Time-resolved high harmonic spectroscopy of dynamical symmetry breaking in bi-circular laser fields

TL;DR

This paper investigates the origins of forbidden high harmonic lines in bi-circular laser fields, revealing they encode sub-cycle electronic dynamics and symmetry breaking mechanisms beyond field ellipticity.

Contribution

It demonstrates that forbidden harmonic lines can arise from dynamical symmetry breaking due to Rydberg electron trapping, not just ellipticity in the driving fields.

Findings

Forbidden lines appear even with perfectly circular pulses.

Symmetry breaking occurs via Rydberg electron trapping (Freeman resonances).

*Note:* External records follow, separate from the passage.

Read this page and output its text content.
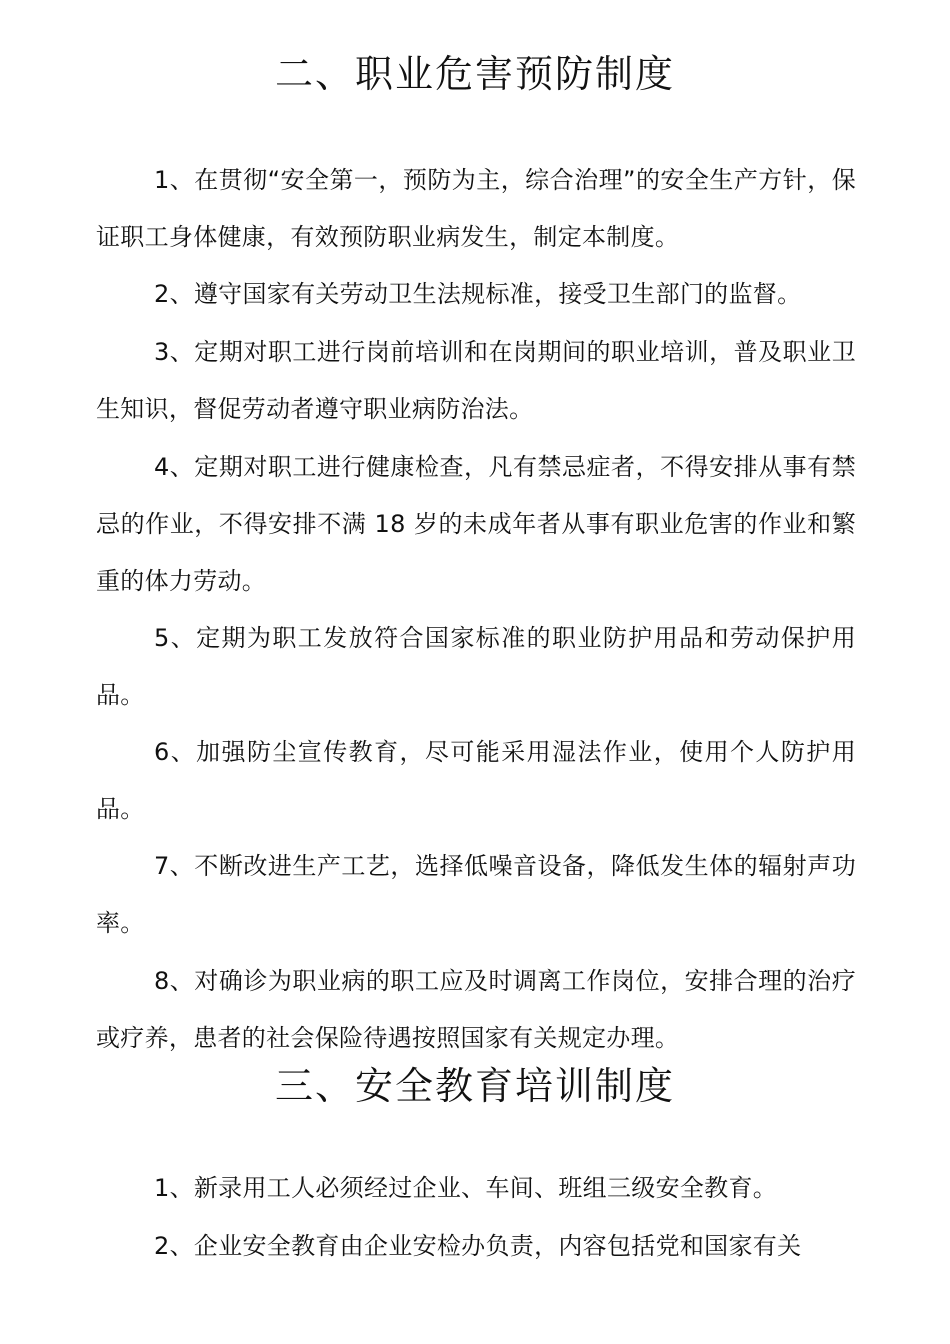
二、职业危害预防制度
1、在贯彻“安全第一，预防为主，综合治理”的安全生产方针，保证职工身体健康，有效预防职业病发生，制定本制度。
2、遵守国家有关劳动卫生法规标准，接受卫生部门的监督。
3、定期对职工进行岗前培训和在岗期间的职业培训，普及职业卫生知识，督促劳动者遵守职业病防治法。
4、定期对职工进行健康检查，凡有禁忌症者，不得安排从事有禁忌的作业，不得安排不满 18 岁的未成年者从事有职业危害的作业和繁重的体力劳动。
5、定期为职工发放符合国家标准的职业防护用品和劳动保护用品。
6、加强防尘宣传教育，尽可能采用湿法作业，使用个人防护用品。
7、不断改进生产工艺，选择低噪音设备，降低发生体的辐射声功率。
8、对确诊为职业病的职工应及时调离工作岗位，安排合理的治疗或疗养，患者的社会保险待遇按照国家有关规定办理。
三、安全教育培训制度
1、新录用工人必须经过企业、车间、班组三级安全教育。
2、企业安全教育由企业安检办负责，内容包括党和国家有关
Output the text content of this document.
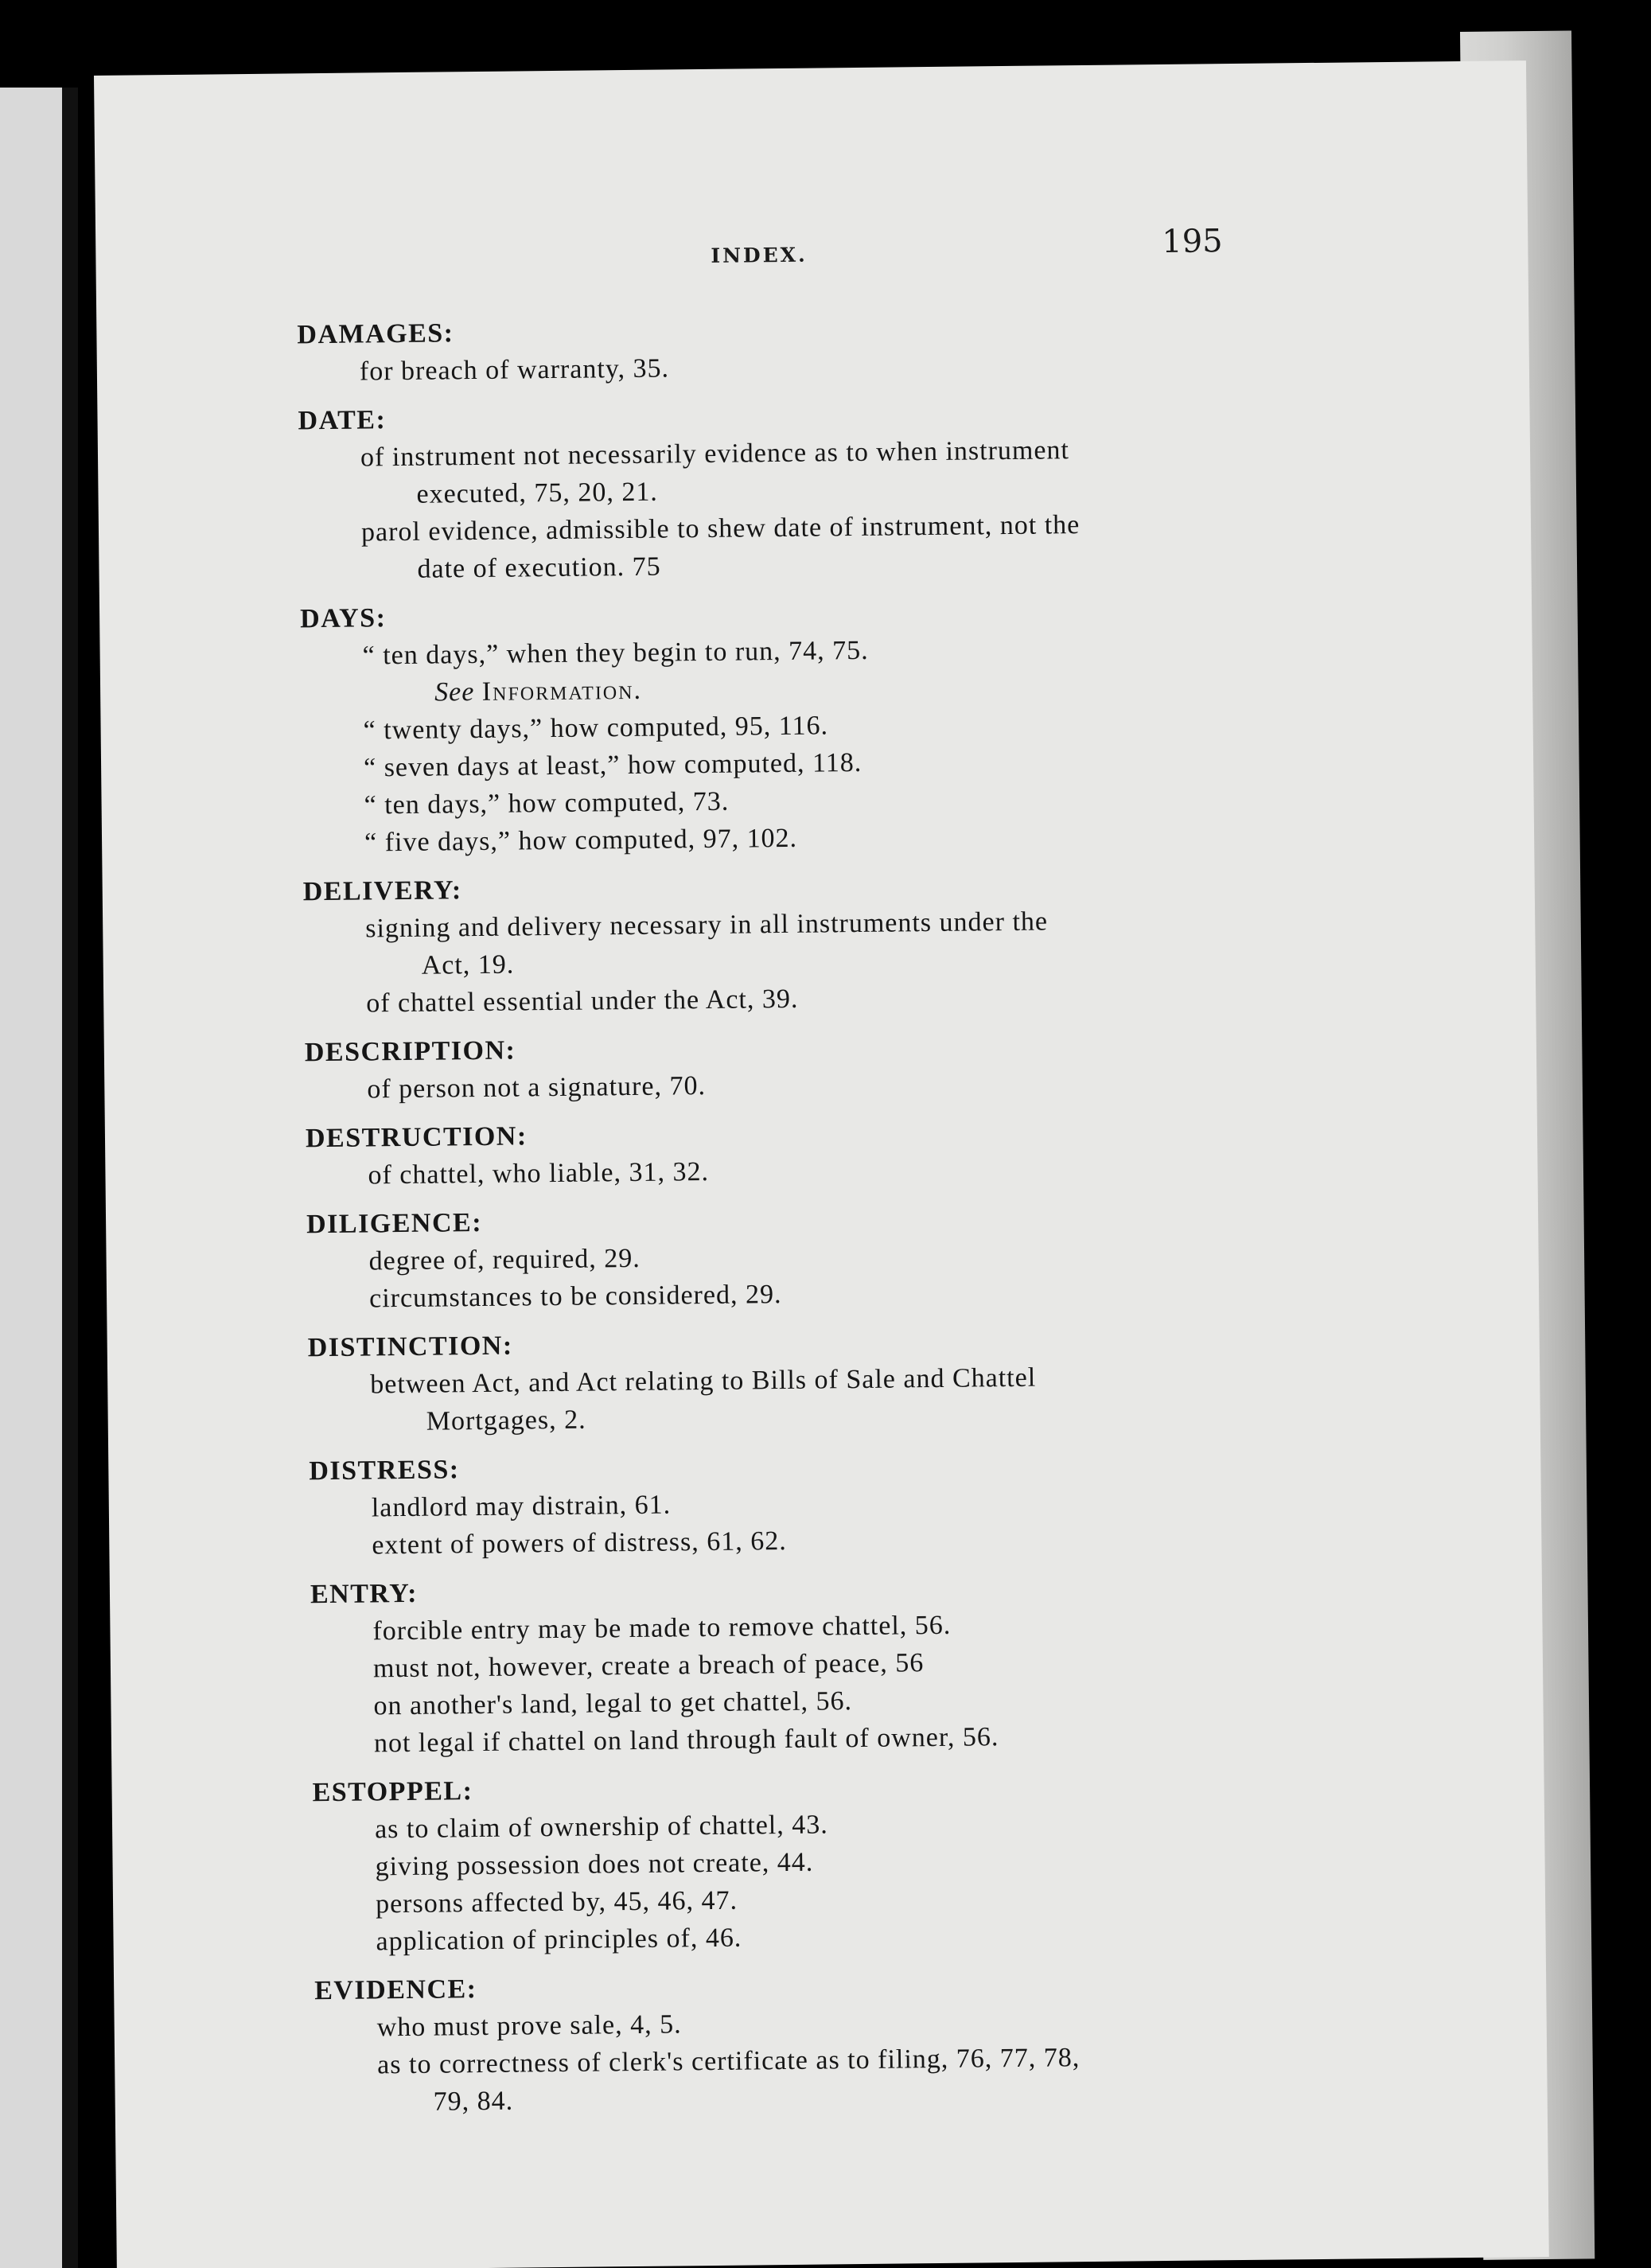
INDEX.	195
DAMAGES:
for breach of warranty, 35.
DATE:
of instrument not necessarily evidence as to when instrument
executed, 75, 20, 21.
parol evidence, admissible to shew date of instrument, not the
date of execution. 75
DAYS:
“ ten days,” when they begin to run, 74, 75.
See Information.
“ twenty days,” how computed, 95, 116.
“ seven days at least,” how computed, 118.
“ ten days,” how computed, 73.
“ five days,” how computed, 97, 102.
DELIVERY:
signing and delivery necessary in all instruments under the
Act, 19.
of chattel essential under the Act, 39.
DESCRIPTION:
of person not a signature, 70.
DESTRUCTION:
of chattel, who liable, 31, 32.
DILIGENCE:
degree of, required, 29.
circumstances to be considered, 29.
DISTINCTION:
between Act, and Act relating to Bills of Sale and Chattel
Mortgages, 2.
DISTRESS:
landlord may distrain, 61.
extent of powers of distress, 61, 62.
ENTRY:
forcible entry may be made to remove chattel, 56.
must not, however, create a breach of peace, 56
on another's land, legal to get chattel, 56.
not legal if chattel on land through fault of owner, 56.
ESTOPPEL:
as to claim of ownership of chattel, 43.
giving possession does not create, 44.
persons affected by, 45, 46, 47.
application of principles of, 46.
EVIDENCE:
who must prove sale, 4, 5.
as to correctness of clerk's certificate as to filing, 76, 77, 78,
79, 84.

Forbidden lines encode sub-cycle electronic dynamics.

Abstract

The bi-circular scheme for high harmonic generation, which combines two counter-rotating circular fields with frequency ratio 2:1, has recently permitted to generate high harmonics with essentially circular polarization, opening the way for ultrafast chiral studies. This scheme produces harmonic lines at 3N + 1 and 3N + 2 multiples of the fundamental driving frequency, while the 3N lines are forbidden owing to the three-fold symmetry of the field. It is generally established that the routinely observed signals at these forbidden harmonic lines come from a slight ellipticity in the driving fields, which breaks the three-fold symmetry. We find that this is neither the only nor it is the dominant mechanism responsible. The forbidden lines can be observed even for perfectly circular, long driving pulses. We show that they encode rich information on the sub-cycle electronic dynamics that occur during the generation process. By varying the time delay and relative intensity between the two drivers, we demonstrate that when the second harmonic either precedes or is more intense than the fundamental field, the dynamical symmetry of the system is broken by electrons trapped in Rydberg orbits (i.e., Freeman resonances), and that the forbidden harmonic lines are a witness of this.